Dieses Spiel ist natürlich recht reizvoll, aber hier muss der Rezensent ein wenig zu nörgeln beginnen. Wenn man selbst in der DDR groß geworden ist, gleichaltrig mit dem Romanhelden Maik Kleine, ist man natürlich kein unbefangener Leser. Und manche Kleinigkeit in Kleines DDR-Leben scheint einem unstimmig. Aber auch hier haben sich Lebenswelten natürlich unterschieden und es gab vielleicht tatsächlich Gleichaltrige, die den SED-Staat als Heranwachsende noch so positiv gesehen haben und so wenig über seine Schwächen wussten. Und es ist schade, dass der Leser in diesem spannenden Spiel mit Scheinwelten evtl. den Eindruck bekommt, eine authentische Beschreibung, wie die der aufsehenerregenden Protestaktion Leipziger Studenten gegen die Sprengung der Paulinerkirche 1968 stimme gar nicht, nur weil sich ein fiktives Detail als Legende herausstellt.
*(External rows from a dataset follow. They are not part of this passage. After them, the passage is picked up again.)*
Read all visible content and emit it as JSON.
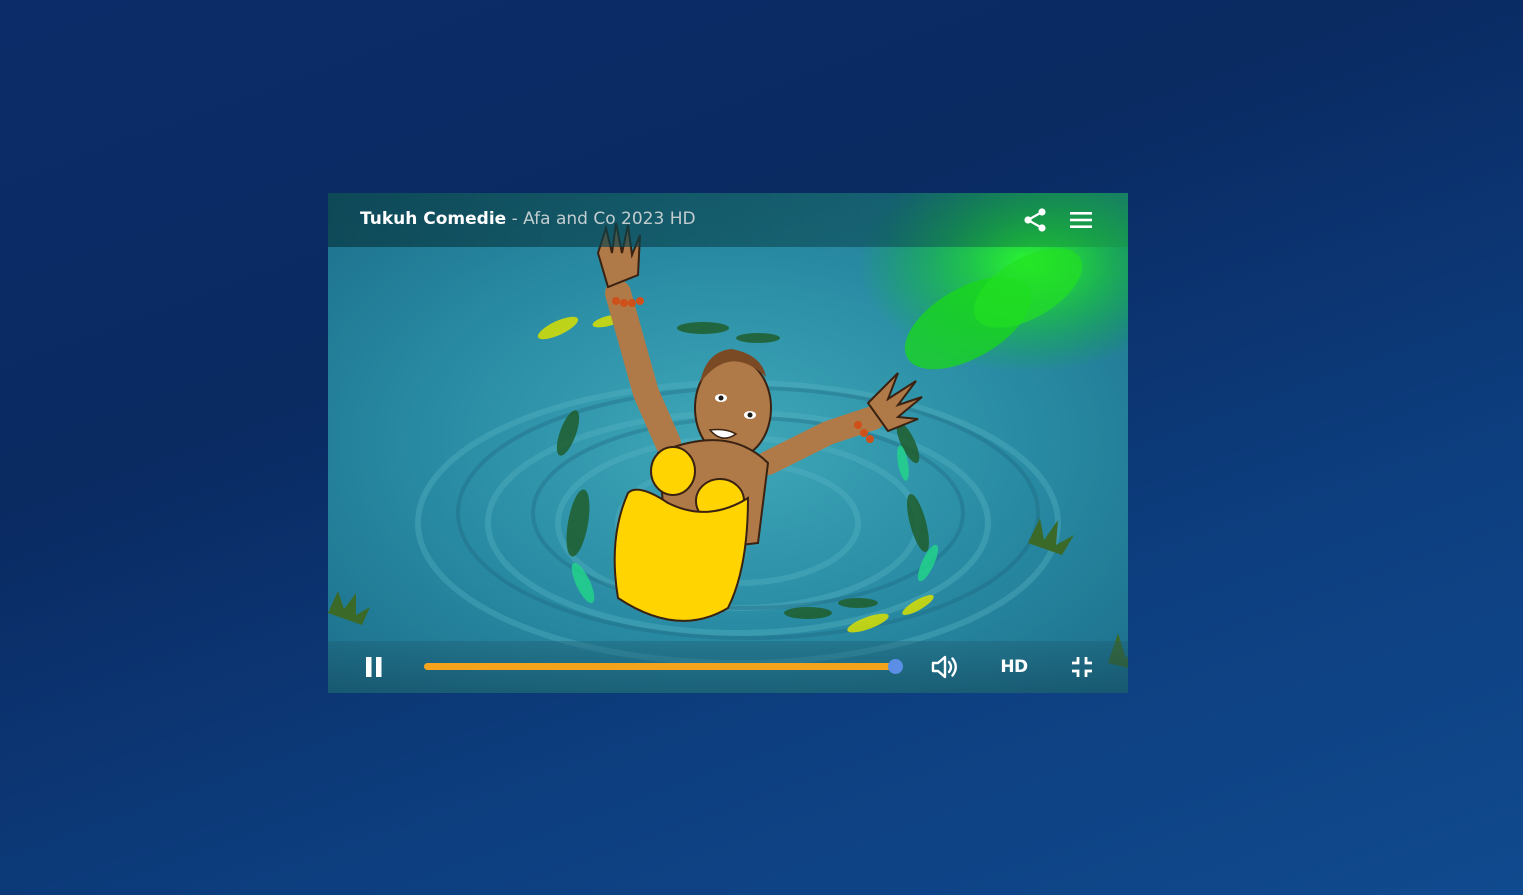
{
  "video": {
    "title": "Tukuh Comedie",
    "subtitle": " - Afa and Co 2023 HD"
  },
  "controls": {
    "share_icon": "share-icon",
    "menu_icon": "hamburger-menu-icon",
    "play_state_icon": "pause-icon",
    "volume_icon": "volume-icon",
    "quality_label": "HD",
    "fullscreen_icon": "exit-fullscreen-icon",
    "progress_fraction": 0.99
  },
  "colors": {
    "page_background": "#0b2c68",
    "progress_fill": "#f5a31c",
    "progress_thumb": "#5b8fe6",
    "title_main": "#ffffff",
    "title_sub": "#c2cdd0"
  }
}
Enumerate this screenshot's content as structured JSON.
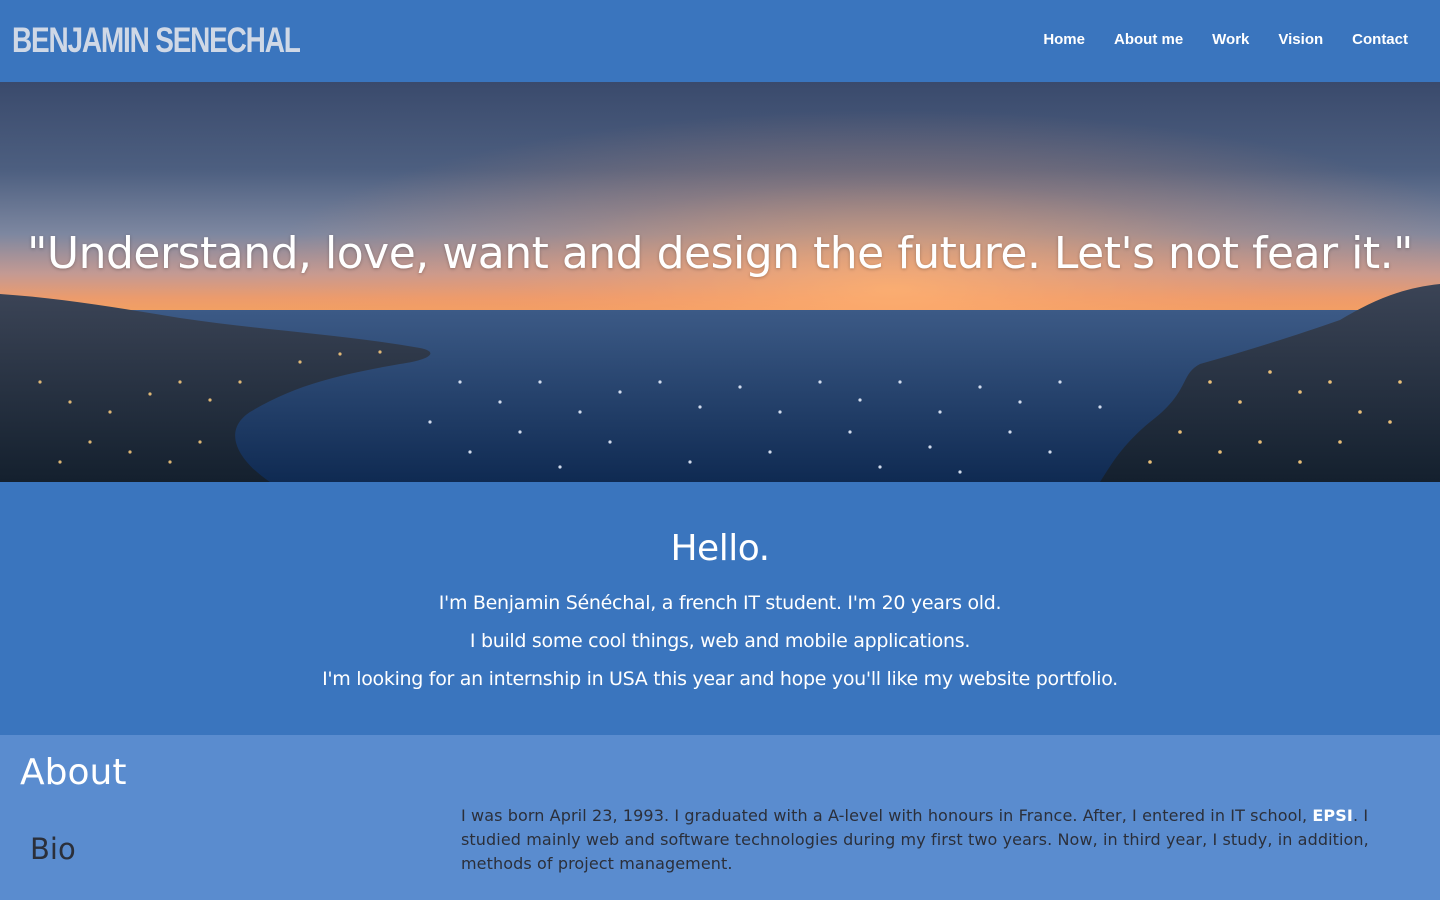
{
  "header": {
    "logo": "BENJAMIN SENECHAL",
    "nav": [
      "Home",
      "About me",
      "Work",
      "Vision",
      "Contact"
    ]
  },
  "hero": {
    "quote": "\"Understand, love, want and design the future. Let's not fear it.\""
  },
  "hello": {
    "title": "Hello.",
    "lines": [
      "I'm Benjamin Sénéchal, a french IT student. I'm 20 years old.",
      "I build some cool things, web and mobile applications.",
      "I'm looking for an internship in USA this year and hope you'll like my website portfolio."
    ]
  },
  "about": {
    "title": "About",
    "bio_title": "Bio",
    "bio_before": "I was born April 23, 1993. I graduated with a A-level with honours in France. After, I entered in IT school, ",
    "bio_link": "EPSI",
    "bio_after": ". I studied mainly web and software technologies during my first two years. Now, in third year, I study, in addition, methods of project management."
  },
  "colors": {
    "header_bg": "#3a75be",
    "about_bg": "#5a8ccf",
    "text_dark": "#2b2f3a"
  }
}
Wenn wir beim Nörgeln sind, noch eine Kleinigkeit: Ein Fehler, den nun wirklich jeder einstige DDR-Bewohner trotz aller Erzählkunst sofort als Fehler erkennt, obwohl es an dieser Stelle offensichtlich keiner sein soll, ist es, wenn eine Romanfigur erzählt, man habe in Ungarn mit der Ostmark gut und günstig Urlaub machen können. Da sind dem Autor offenbar west- und ostdeutsche Lebenswelten im östlichen Ausland kurz durcheinandergeraten. Für DDR-Bewohner war Ungarn nicht nur vergleichsweise teuer, vor allem litten alle an Geldknappheit, weil sie nur eine geringe Summe Ostmark in Forint tauschen durften. Billig war es nur für Westdeutsche.

Natürlich ist in einem solchen Roman das Finale nicht unbedingt plausibel, aber es ist ja ein Roman, da darf vieles nicht stimmen. Er liest sich gut – und zeithistorische Fakten zu vermitteln ist nicht seine vordringlichste Aufgabe.